Stabilization of 2D Water Films in Porous Triple-Layer Membranes with a Hydrophilic Core: Cooling Textiles and Passive Evaporative Room Climate Control

by Mario Stucki and Wendelin J. Stark

Climate control, for instance by cooling, is globally one of the largest energy-consuming processes, but it may be possible to shift the energy consumption to more renewable sources like sunlight by employing passive systems. Wendelin Stark and Mario Stucki from the ETH in Zürich, Switzerland now have combined hydrophobic and hydrophilic polymeric matrices in fully porous flat sheet membranes. Their approach results in a triple-layer construct capable of laterally transporting water without energy input, while cooling and wetting the surrounding air through evaporation. This easy way of combining polymers with opposing chemical properties in a completely porous fashion might lead to many new applications.

A more extensive news article about this study can be found here.
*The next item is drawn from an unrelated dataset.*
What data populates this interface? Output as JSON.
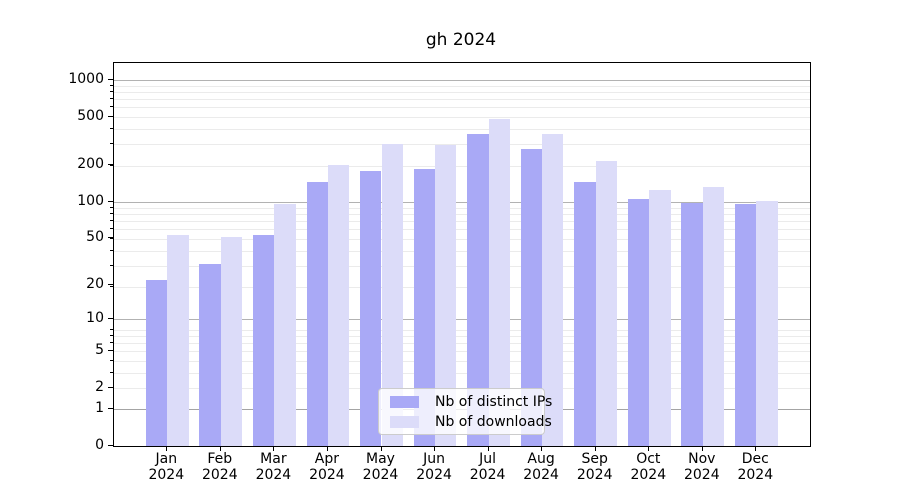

Quantitative Analyses of MWCNT-Ti Powder Mixtures using Raman Spectroscopy: The Influence of Milling Parameters on Nanostructural Evolution

by Khurram S. Munir, M. Qian, Yuncang Li, Daniel T. Oldfield, Peter Kingshott, De Ming Zhu, and Cuie Wen

Carbon nanotubes have emerged as a promising reinforcement for metal matrix composites because of their outstanding mechanical and thermal properties. However, processing challenges, especially for dispersing the nanotubes in matrices, largely hinder their use. High-energy ball milling has been an effective technique to disperse carbon nanotubes in the metal matrices, but may damage the nanotubes under harsh milling conditions, eventually make them lose their unique properties. To address these challenges, Cuie Wen et al. at the RMIT University and the Swinburne University of Technology in Australia have used Raman spectroscopy to quantitatively analyze the influence of milling parameters on multi-walled carbon nanotube-titanium powder mixtures.